Deep GP samples#
To help develop a more intuitive understanding of deep Gaussian processes, in this notebook we show how to generate a sample from the full deep GP, by propagating a sample through the layers.
[1]:
import matplotlib.pyplot as plt
import numpy as np
import tensorflow as tf
import gpflow
from gpflux.helpers import construct_basic_kernel, construct_basic_inducing_variables
from gpflux.layers import GPLayer
from gpflux.experiment_support.plotting import plot_layer
tf.random.set_seed(42)
2024-06-20 12:01:05.022488: I tensorflow/tsl/cuda/cudart_stub.cc:28] Could not find cuda drivers on your machine, GPU will not be used.
2024-06-20 12:01:05.053090: I tensorflow/tsl/cuda/cudart_stub.cc:28] Could not find cuda drivers on your machine, GPU will not be used.

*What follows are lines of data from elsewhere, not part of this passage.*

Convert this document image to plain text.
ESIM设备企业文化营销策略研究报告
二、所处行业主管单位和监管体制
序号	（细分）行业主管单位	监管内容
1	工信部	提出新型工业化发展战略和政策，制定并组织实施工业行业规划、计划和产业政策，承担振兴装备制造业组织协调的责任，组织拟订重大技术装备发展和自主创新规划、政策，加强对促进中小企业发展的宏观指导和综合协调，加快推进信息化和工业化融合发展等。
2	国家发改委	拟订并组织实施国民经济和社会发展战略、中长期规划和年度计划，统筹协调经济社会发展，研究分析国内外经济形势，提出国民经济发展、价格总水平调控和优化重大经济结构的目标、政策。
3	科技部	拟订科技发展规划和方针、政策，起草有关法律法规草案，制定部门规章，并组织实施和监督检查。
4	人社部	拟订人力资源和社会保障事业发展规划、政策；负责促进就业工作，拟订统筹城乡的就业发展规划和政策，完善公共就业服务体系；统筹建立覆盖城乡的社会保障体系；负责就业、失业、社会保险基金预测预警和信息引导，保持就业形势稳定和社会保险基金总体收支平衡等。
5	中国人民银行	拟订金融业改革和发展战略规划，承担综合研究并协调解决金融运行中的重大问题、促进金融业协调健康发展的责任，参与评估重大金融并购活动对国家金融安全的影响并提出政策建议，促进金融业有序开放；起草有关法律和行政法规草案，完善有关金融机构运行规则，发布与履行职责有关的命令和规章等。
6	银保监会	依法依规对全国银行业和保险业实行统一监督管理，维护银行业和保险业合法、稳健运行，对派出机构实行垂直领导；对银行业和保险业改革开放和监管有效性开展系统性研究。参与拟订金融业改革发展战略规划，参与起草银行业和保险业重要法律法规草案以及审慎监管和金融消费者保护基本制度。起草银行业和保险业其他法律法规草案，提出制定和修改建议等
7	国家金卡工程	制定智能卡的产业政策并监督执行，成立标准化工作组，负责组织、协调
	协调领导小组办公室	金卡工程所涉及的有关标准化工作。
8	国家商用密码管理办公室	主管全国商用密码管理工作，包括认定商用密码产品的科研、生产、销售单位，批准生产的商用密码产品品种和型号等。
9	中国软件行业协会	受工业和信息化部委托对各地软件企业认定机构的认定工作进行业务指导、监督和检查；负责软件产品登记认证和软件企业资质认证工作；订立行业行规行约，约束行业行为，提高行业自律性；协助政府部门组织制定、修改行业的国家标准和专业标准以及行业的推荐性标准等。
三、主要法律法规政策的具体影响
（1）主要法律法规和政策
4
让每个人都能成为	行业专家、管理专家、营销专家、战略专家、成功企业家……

2024-06-20 12:01:05.053869: I tensorflow/core/platform/cpu_feature_guard.cc:182] This TensorFlow binary is optimized to use available CPU instructions in performance-critical operations.
To enable the following instructions: AVX2 FMA, in other operations, rebuild TensorFlow with the appropriate compiler flags.
2024-06-20 12:01:05.759201: W tensorflow/compiler/tf2tensorrt/utils/py_utils.cc:38] TF-TRT Warning: Could not find TensorRT
[2]:
num_data = 200
D = 1
a, b = 0, 1
X = np.linspace(a, b, num_data).reshape(-1, 1)
Constructing the layers#
Note that we give the full_cov=True argument to GPLayer so that we obtain correlated samples. We give the last layer a gpflow.mean_functions.Zero mean function (the GPflux default is an Identity mean function).
[3]:
num_samples = 5
[4]:
Z = X.copy()
M = Z.shape[0]
# Layer 1
inducing_var1 = construct_basic_inducing_variables(M, D, D, share_variables=True, z_init=Z.copy())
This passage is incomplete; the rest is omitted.